Afin de rejoindre « le mouvement modernisateur de l’open data », et créer la plus grande base de données médicales au monde, le ministère de la Santé souhaite permettre à des chercheurs, associations, professionnels de santé, entreprises, startup, d’accéder à certaines données anonymisées. L’objectif est de « renforcer la démocratie sanitaire, améliorer la performance du système de santé et stimuler l’innovation médicale ». Toutes les données hospitalières ou médico-sociales seront concentrées dans un système national des données de santé. Pour y accéder, les demandeurs devront obtenir un triple avis positif d’un comité d’experts scientifiques, du collège de l’Institut national des données de santé et de la Commission nationale de l’informatique et des libertés. L’Association des journalistes de l’information sociale s’était inquiétée des conséquences de cette mesure pour la liberté d’informer. Les députés ont par ailleurs voté le droit à l’oubli pour certains anciens malades du cancer pour l’obtention d’un prêt ou la négociation des conditions d’assurance.

LES MESURES ABANDONNÉES

La mesure permettant au pharmacien d’accomplir l’acte vaccinal a été retirée. La ministre a néanmoins affirmé que cette pratique ferait l’objet d’une expérimentation.

Autre mesure ayant provoqué l’ire des représentants syndicaux et de l’ONI : l’amendement prévoyant, en établissements médico-sociaux, la délégation d’actes infirmiers à des non-soignants leur permettant après formation de réaliser l’administration de Valium en cas de crise d’épilepsie convulsive chez une personne handicapée, des aspirations trachéales, des nutritions par gastrotomie. L’ONI a estimé que cela soulevait une question grave pour la sécurité des soins. La mesure a été retirée.

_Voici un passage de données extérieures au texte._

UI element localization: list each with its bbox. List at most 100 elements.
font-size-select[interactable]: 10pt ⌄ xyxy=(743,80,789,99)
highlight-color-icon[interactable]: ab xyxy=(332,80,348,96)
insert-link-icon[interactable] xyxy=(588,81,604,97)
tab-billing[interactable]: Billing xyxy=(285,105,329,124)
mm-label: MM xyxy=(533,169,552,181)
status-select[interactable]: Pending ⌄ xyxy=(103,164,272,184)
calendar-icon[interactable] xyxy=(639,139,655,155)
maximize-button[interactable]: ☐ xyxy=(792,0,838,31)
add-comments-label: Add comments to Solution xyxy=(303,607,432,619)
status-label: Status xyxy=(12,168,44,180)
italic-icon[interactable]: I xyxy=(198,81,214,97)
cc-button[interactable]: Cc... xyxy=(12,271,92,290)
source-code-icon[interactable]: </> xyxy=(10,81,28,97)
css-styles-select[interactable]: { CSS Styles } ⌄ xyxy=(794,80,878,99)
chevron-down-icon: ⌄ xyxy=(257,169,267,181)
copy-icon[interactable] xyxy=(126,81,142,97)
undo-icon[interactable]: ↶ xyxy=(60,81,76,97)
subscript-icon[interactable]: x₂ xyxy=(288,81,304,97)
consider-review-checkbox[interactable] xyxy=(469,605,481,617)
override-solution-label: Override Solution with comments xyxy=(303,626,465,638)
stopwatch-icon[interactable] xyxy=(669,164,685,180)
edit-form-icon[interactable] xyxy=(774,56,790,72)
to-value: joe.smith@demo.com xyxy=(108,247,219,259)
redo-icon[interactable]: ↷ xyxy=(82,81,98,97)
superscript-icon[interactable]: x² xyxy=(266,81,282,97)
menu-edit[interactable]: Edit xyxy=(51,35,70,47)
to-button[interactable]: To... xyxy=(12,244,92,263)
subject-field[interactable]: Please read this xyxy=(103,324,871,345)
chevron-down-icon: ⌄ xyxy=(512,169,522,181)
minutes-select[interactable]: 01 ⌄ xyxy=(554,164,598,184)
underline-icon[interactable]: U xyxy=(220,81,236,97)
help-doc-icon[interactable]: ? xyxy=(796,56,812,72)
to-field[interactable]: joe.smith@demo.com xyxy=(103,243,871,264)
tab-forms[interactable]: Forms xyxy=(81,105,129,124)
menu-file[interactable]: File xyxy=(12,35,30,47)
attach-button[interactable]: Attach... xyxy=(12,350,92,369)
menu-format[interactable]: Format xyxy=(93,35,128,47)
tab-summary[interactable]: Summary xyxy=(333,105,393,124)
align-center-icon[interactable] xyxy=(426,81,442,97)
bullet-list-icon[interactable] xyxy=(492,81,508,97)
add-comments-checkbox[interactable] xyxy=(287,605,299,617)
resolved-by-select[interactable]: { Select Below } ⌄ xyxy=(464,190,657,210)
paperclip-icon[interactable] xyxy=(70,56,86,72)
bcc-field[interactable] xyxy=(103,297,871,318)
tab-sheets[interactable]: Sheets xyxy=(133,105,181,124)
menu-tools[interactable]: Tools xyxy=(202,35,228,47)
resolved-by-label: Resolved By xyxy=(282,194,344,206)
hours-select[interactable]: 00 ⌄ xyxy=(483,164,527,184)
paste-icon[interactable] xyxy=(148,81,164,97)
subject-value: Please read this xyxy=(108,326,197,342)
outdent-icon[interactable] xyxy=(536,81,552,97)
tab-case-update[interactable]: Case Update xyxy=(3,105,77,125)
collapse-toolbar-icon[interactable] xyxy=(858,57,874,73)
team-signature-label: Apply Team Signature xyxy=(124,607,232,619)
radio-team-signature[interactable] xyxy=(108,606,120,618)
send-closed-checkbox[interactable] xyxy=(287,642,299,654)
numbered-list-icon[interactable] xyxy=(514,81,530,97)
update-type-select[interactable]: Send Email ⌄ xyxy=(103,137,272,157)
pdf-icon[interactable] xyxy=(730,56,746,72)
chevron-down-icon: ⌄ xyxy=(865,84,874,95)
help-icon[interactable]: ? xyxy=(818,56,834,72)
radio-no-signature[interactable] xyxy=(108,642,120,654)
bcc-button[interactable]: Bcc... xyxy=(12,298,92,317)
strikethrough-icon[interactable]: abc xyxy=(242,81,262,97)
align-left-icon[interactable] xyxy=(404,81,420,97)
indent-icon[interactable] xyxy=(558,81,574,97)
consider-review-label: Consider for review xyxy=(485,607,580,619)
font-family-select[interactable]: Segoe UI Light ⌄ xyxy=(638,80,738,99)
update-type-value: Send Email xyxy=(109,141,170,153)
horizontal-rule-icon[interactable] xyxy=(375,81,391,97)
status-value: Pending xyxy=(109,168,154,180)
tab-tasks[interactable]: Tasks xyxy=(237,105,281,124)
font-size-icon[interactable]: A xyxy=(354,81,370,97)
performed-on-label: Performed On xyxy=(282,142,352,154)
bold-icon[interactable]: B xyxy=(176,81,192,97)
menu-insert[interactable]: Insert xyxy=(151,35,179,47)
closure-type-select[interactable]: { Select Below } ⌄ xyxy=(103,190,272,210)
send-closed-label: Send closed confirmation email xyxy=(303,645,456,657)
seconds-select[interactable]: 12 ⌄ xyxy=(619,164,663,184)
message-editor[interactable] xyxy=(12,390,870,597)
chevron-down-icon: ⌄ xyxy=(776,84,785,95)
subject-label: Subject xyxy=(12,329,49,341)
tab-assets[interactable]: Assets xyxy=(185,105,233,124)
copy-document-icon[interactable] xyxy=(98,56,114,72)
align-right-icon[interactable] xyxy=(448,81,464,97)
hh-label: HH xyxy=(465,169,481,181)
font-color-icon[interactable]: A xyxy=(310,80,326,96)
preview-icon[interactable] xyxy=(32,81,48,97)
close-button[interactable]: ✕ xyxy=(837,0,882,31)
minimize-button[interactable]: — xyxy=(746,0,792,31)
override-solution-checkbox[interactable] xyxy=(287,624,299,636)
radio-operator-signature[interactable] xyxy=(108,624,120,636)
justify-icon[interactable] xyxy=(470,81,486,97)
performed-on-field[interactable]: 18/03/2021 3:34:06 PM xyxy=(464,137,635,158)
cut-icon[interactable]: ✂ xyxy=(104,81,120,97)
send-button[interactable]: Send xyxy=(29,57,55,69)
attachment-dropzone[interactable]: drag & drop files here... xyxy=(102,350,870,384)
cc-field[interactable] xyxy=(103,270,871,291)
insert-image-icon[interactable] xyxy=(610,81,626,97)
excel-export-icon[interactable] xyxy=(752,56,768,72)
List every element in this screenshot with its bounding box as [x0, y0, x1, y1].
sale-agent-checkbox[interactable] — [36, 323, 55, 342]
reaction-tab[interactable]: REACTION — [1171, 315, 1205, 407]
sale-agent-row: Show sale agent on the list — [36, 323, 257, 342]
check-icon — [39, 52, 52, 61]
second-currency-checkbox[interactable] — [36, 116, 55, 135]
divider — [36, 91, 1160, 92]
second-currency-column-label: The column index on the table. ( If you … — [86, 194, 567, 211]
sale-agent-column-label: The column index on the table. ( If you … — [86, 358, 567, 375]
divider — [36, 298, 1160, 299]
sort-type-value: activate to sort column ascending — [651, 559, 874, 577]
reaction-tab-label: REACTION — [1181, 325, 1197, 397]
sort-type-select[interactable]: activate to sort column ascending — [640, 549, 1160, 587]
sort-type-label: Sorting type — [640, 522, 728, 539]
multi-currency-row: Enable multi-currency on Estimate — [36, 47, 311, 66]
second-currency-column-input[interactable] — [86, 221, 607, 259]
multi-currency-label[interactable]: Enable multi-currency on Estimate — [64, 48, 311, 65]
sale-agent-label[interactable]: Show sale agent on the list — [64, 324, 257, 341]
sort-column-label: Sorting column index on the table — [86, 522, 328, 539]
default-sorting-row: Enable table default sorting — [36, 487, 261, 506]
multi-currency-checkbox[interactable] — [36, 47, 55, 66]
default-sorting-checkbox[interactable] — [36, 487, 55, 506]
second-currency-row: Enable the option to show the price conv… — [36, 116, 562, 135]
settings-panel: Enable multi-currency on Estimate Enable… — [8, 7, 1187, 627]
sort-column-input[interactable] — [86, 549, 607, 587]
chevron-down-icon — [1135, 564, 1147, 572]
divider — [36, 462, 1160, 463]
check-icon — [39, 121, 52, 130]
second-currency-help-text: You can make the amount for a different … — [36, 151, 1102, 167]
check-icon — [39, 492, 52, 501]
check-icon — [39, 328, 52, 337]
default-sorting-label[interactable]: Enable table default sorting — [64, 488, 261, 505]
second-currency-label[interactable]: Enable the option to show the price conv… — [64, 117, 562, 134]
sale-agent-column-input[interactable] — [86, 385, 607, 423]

Enfin, le statut d’infirmière référente, proposé par la députée UMP Claude Greff, qui avait pour objectif de traduire dans la loi la notion d’infirmière de famille pour les personnes en perte d’autonomie, n’a pas été adopté.

La lutte se poursuit

Pendant l’examen du projet de loi à l’Assemblée nationale, une soixantaine d’organisations et de syndicats, des membres du Mouvement pour la santé de tous, ont poursuivi leur action en envoyant séparément à la ministre une lettre demandant un report du projet de loi dans l’attente de la future grande conférence de santé, et la poursuite de la concertation sur le texte. Le Premier ministre a annoncé l’organisation d’une conférence d’ici fin 2015- début 2016, qui constituerait « une nouvelle étape » dans la mise en œuvre de la stratégie nationale de santé. Les internes poursuivent aussi leurs actions, et ont lancé une pétition nationale en ligne contre le projet de loi, comme la FNI. Le Sénat devrait examiner le texte dans les prochains mois dans le cadre d’une procédure dite “accélérée” (une seule lecture par Chambre : une à l’Assemblée, une au Sénat).